The chef is Justin Haifley. A St. Louis native — to anticipate the inevitable question: Parkway West — his résumé includes a lengthy apprenticeship under Roy Yamaguchi, best known as the founder of Hawaiian fusion cuisine. At the Tavern Haifley serves "upscale comfort food." Of course, there is pork belly.

Specifically, there is an appetizer called "Bacon & Eggs," a familiar, but not unwelcome, entry in the New American canon: a hunk of pork belly paired with an egg poached sous-vide style — sealed in a bag, then immersed for an hour in a hot-water bath — and toasted brioche. The egg white and yolk alike seem to dissolve at the mere rumor of a fork, creating a luscious sauce for the bread and meat. This is a can't-miss dish, or should be, except I was served what might have been the least-fatty piece of pork belly in existence, robbing the meat of much of its charm.

High-end riffs on toasted ravioli are a tired St. Louis joke, but the toasted lobster ravioli, another appetizer, makes up in excess what it lacks in creativity. Bites of buttery lobster fill each plump square, and on the side is an outrageously rich truffle-Parmesan cream sauce. The best appetizer might be the most basic: crisp housemade potato chips, served state-fair-style in a brown paper bag spotted with grease. These come with two dipping sauces: chunky, mildly spiced guacamole and a blend of buttermilk and blue cheese with bits of bacon folded into it. The latter, playing on Americans' love of all things ranch dressing-flavored, is dangerously delicious.

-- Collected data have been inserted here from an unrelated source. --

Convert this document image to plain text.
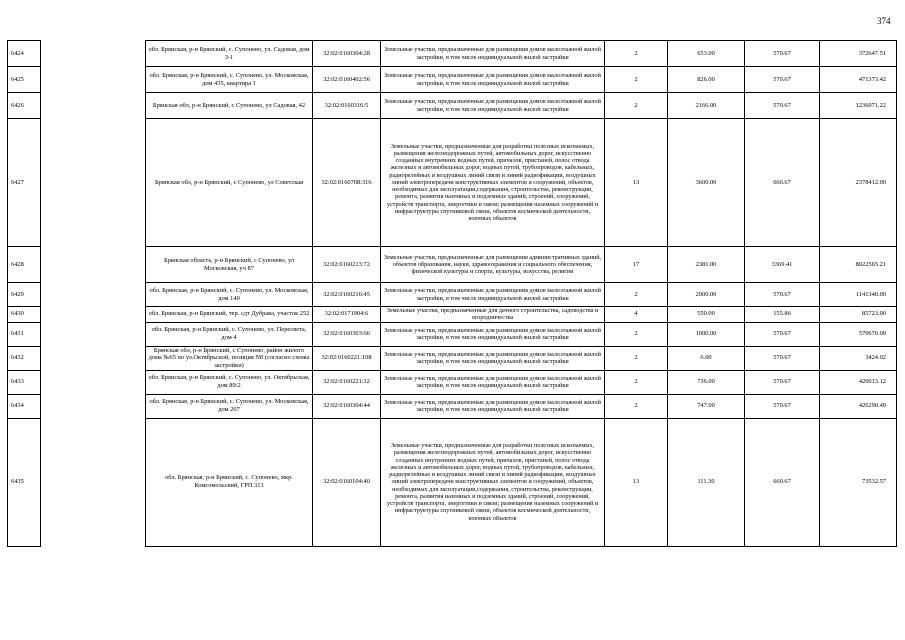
374
6424		обл. Брянская, р-н Брянский, с. Супонево, ул. Садовая, дом 3-1	32:02:0160304:28	Земельные участки, предназначенные для размещения домов малоэтажной жилой застройки, в том числе индивидуальной жилой застройки	2	653.00	570.67	372647.51
6425		обл. Брянская, р-н Брянский, с. Супонево, ул. Московская, дом 435, квартира 1	32:02:0160402:56	Земельные участки, предназначенные для размещения домов малоэтажной жилой застройки, в том числе индивидуальной жилой застройки	2	826.00	570.67	471373.42
6426		Брянская обл, р-н Брянский, с Супонево, ул Садовая, 42	32:02:0160316:5	Земельные участки, предназначенные для размещения домов малоэтажной жилой застройки, в том числе индивидуальной жилой застройки	2	2166.00	570.67	1236071.22
6427		Брянская обл, р-н Брянский, с Супонево, ул Советская	32:02:0160708:316	Земельные участки, предназначенные для разработки полезных ископаемых, размещения железнодорожных путей, автомобильных дорог, искусственно созданных внутренних водных путей, причалов, пристаней, полос отвода железных и автомобильных дорог, водных путей, трубопроводов, кабельных, радиорелейных и воздушных линий связи и линий радиофикации, воздушных линий электропередачи конструктивных элементов и сооружений, объектов, необходимых для эксплуатации,содержания, строительства, реконструкции, ремонта, развития наземных и подземных зданий, строений, сооружений, устройств транспорта, энергетики и связи; размещения наземных сооружений и инфраструктуры спутниковой связи, объектов космической деятельности, военных объектов	13	3600.00	660.67	2378412.00
6428		Брянская область, р-н Брянский, с Супонево, ул Московская, уч 87	32:02:0160213:72	Земельные участки, предназначенные для размещения административных зданий, объектов образования, науки, здравоохранения и социального обеспечения, физической культуры и спорта, культуры, искусства, религии	17	2381.00	3369.41	8022565.21
6429		обл. Брянская, р-н Брянский, с. Супонево, ул. Московская, дом 140	32:02:0160216:45	Земельные участки, предназначенные для размещения домов малоэтажной жилой застройки, в том числе индивидуальной жилой застройки	2	2000.00	570.67	1141340.00
6430		обл. Брянская, р-н Брянский, тер. сдт Дубрава, участок 252	32:02:0171904:6	Земельные участки, предназначенные для дачного строительства, садоводства и огородничества	4	550.00	155.86	85723.00
6431		обл. Брянская, р-н Брянский, с. Супонево, ул. Пересвета, дом 4	32:02:0160303:66	Земельные участки, предназначенные для размещения домов малоэтажной жилой застройки, в том числе индивидуальной жилой застройки	2	1000.00	570.67	570670.00
6432		Брянская обл, р-н Брянский, с Супонево, район жилого дома №65 по ул.Октябрьской, позиция N8 (согласно схемы застройки)	32:02:0160221:108	Земельные участки, предназначенные для размещения домов малоэтажной жилой застройки, в том числе индивидуальной жилой застройки	2	6.00	570.67	3424.02
6433		обл. Брянская, р-н Брянский, с. Супонево, ул. Октябрьская, дом 89/2	32:02:0160221:32	Земельные участки, предназначенные для размещения домов малоэтажной жилой застройки, в том числе индивидуальной жилой застройки	2	736.00	570.67	420013.12
6434		обл. Брянская, р-н Брянский, с. Супонево, ул. Московская, дом 207	32:02:0160304:44	Земельные участки, предназначенные для размещения домов малоэтажной жилой застройки, в том числе индивидуальной жилой застройки	2	747.00	570.67	426290.49
6435		обл. Брянская, р-н Брянский, с. Супонево, мкр. Комсомольский, ГРП 313	32:02:0160104:40	Земельные участки, предназначенные для разработки полезных ископаемых, размещения железнодорожных путей, автомобильных дорог, искусственно созданных внутренних водных путей, причалов, пристаней, полос отвода железных и автомобильных дорог, водных путей, трубопроводов, кабельных, радиорелейных и воздушных линий связи и линий радиофикации, воздушных линий электропередачи конструктивных элементов и сооружений, объектов, необходимых для эксплуатации,содержания, строительства, реконструкции, ремонта, развития наземных и подземных зданий, строений, сооружений, устройств транспорта, энергетики и связи; размещения наземных сооружений и инфраструктуры спутниковой связи, объектов космической деятельности, военных объектов	13	111.30	660.67	73532.57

The entrée menu exercises a broad definition of comfort food. There are the pastas: linguini with clams and sopressata, tagliolini with pancetta and a fried egg, and, of course, the pappardelle. There is also seafood, both upscale (salmon roulade over asparagus risotto) and not. The fish and chips is as good as any in town, the cod tender in its crisp jacket of Schlafly American Pale Ale beer batter.

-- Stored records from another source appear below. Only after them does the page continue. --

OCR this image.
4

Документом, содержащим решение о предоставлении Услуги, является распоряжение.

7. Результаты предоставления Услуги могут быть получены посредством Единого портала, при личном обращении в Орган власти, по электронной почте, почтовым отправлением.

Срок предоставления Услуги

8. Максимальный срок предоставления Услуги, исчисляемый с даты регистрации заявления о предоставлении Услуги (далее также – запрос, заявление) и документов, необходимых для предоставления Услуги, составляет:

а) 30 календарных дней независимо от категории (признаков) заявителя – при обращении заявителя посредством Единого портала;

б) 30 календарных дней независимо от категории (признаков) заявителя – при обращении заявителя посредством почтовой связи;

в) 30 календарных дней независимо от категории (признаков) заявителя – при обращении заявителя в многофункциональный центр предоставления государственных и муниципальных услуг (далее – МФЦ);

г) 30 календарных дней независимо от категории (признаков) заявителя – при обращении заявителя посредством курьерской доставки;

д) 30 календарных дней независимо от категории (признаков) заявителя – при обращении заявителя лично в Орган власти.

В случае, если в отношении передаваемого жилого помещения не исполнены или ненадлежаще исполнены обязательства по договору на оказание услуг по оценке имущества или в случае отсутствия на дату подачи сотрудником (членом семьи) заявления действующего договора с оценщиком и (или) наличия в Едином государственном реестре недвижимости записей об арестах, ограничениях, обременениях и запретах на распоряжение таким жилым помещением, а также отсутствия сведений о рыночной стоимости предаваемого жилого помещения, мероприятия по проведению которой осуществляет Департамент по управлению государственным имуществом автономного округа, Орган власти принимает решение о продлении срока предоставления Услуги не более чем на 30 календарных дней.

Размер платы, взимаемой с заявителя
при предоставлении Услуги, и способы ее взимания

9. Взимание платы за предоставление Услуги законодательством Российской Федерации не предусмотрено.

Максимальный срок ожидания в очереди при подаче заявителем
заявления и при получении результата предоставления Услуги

Yes, there is meat loaf, three miniature slabs, each wrapped in perfectly cooked bacon. The meat loaf's flavor is more beef than seasoning; its dressing of earthy hunter's sauce — a classic French brown sauce with an earthy mushroom flavor and a slight tomato tang — makes it even richer. This sits on a parsnip purée, which provides a bright counterpoint to the meat loaf's heft.

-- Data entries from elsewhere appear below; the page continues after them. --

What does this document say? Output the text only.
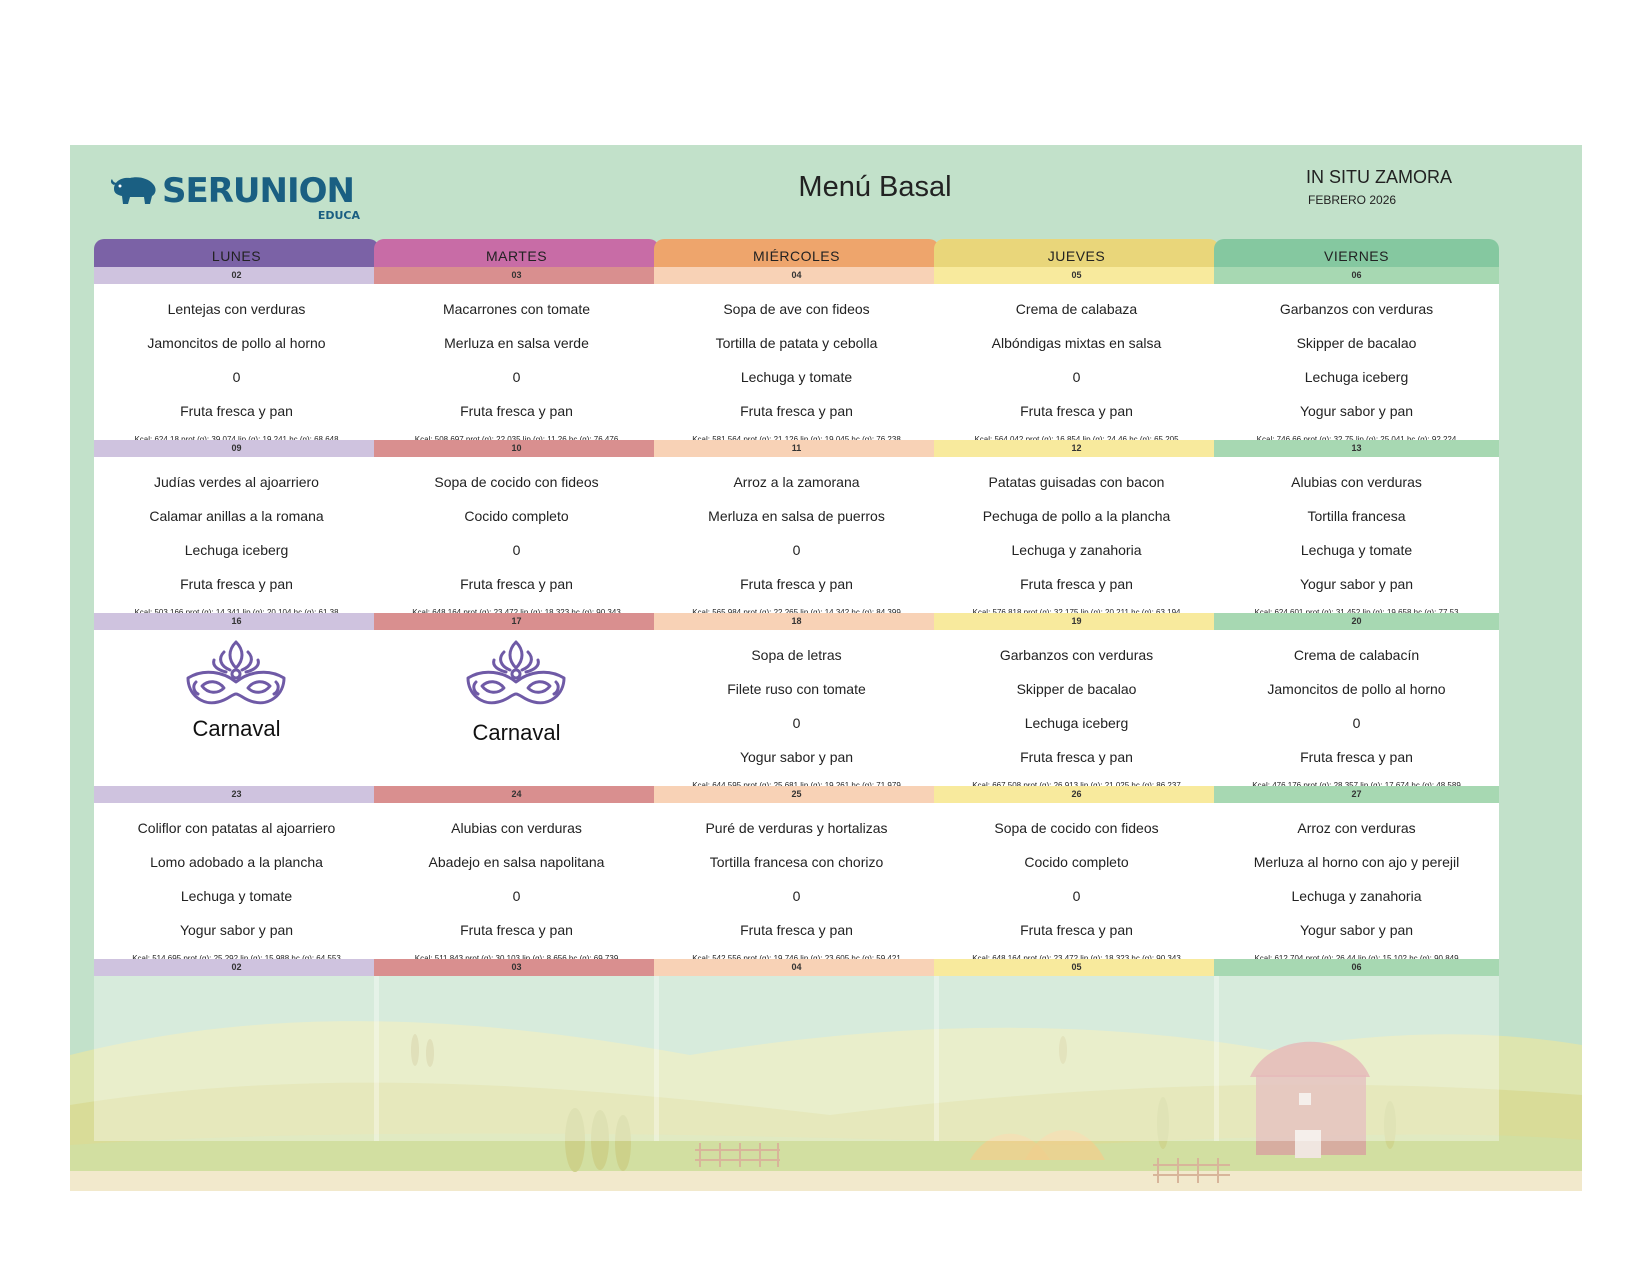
SERUNION
EDUCA
Menú Basal	IN SITU ZAMORA
FEBRERO 2026
LUNES
02
Lentejas con verduras
Jamoncitos de pollo al horno
0
Fruta fresca y pan
09
Judías verdes al ajoarriero
Calamar anillas a la romana
Lechuga iceberg
Fruta fresca y pan
16
Carnaval
23
Coliflor con patatas al ajoarriero
Lomo adobado a la plancha
Lechuga y tomate
Yogur sabor y pan
02
MARTES
03
Macarrones con tomate
Merluza en salsa verde
0
Fruta fresca y pan
10
Sopa de cocido con fideos
Cocido completo
0
Fruta fresca y pan
17
Carnaval
24
Alubias con verduras
Abadejo en salsa napolitana
0
Fruta fresca y pan
03
MIÉRCOLES
04
Sopa de ave con fideos
Tortilla de patata y cebolla
Lechuga y tomate
Fruta fresca y pan
11
Arroz a la zamorana
Merluza en salsa de puerros
0
Fruta fresca y pan
18
Sopa de letras
Filete ruso con tomate
0
Yogur sabor y pan
25
Puré de verduras y hortalizas
Tortilla francesa con chorizo
0
Fruta fresca y pan
04
JUEVES
05
Crema de calabaza
Albóndigas mixtas en salsa
0
Fruta fresca y pan
12
Patatas guisadas con bacon
Pechuga de pollo a la plancha
Lechuga y zanahoria
Fruta fresca y pan
19
Garbanzos con verduras
Skipper de bacalao
Lechuga iceberg
Fruta fresca y pan
26
Sopa de cocido con fideos
Cocido completo
0
Fruta fresca y pan
05
VIERNES
06
Garbanzos con verduras
Skipper de bacalao
Lechuga iceberg
Yogur sabor y pan
13
Alubias con verduras
Tortilla francesa
Lechuga y tomate
Yogur sabor y pan
20
Crema de calabacín
Jamoncitos de pollo al horno
0
Fruta fresca y pan
27
Arroz con verduras
Merluza al horno con ajo y perejil
Lechuga y zanahoria
Yogur sabor y pan
06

A separate entrée category titled "Meat" includes steaks, pork and chicken. My rib eye was a decent cut, if a little leaner than I like. Sadly, the kitchen served it closer to medium than medium-rare. I had much better luck with the pork tenderloin. The surface was seared to an intensely flavorful dark brown, the interior an ideal blushing pink. Apple and rosemary were the sensible seasonings. If you're set on eating beef, consider the braised short ribs. The tender meat is served with a strong, but not overpowering, honey-mustard sauce over pungent blue-cheese polenta, with Brussels sprouts on the side.

Of the side dishes available, two are likely to catch your eye: a truffle-mushroom mac & cheese and a tater-tot casserole. Opt for the latter. The mac & cheese doesn't have a very strong cheese flavor, and while you can never call anything seasoned with truffle oil "subdued," this certainly doesn't convey the overwhelming indulgence of truffle. The tater-tot casserole, however, is a trashy delight, the fried spuds adrift in a sea of gooey cheese.

It's no complaint to say the tater-tot casserole is the menu's sole surprise — and not simply because the surprise is more along the lines of "I can't believe I ordered this, and it's good!" The Tavern isn't seeking to reinvent the wheel. Pork belly, braised beef short ribs and housemade pasta have been trendy among a certain group of restaurants — New American, contemporary bistros, whatever you want to call 'em — for several years now. But there is value to a restaurant that does such things well and dares to do them in a suburban or even exurban setting more likely to house a fast-casual or bar-and-grill chain.

Is it "upscale comfort food"? Sometimes. Whatever you call it, more often than not, it's good. Which, most days, is comfort enough.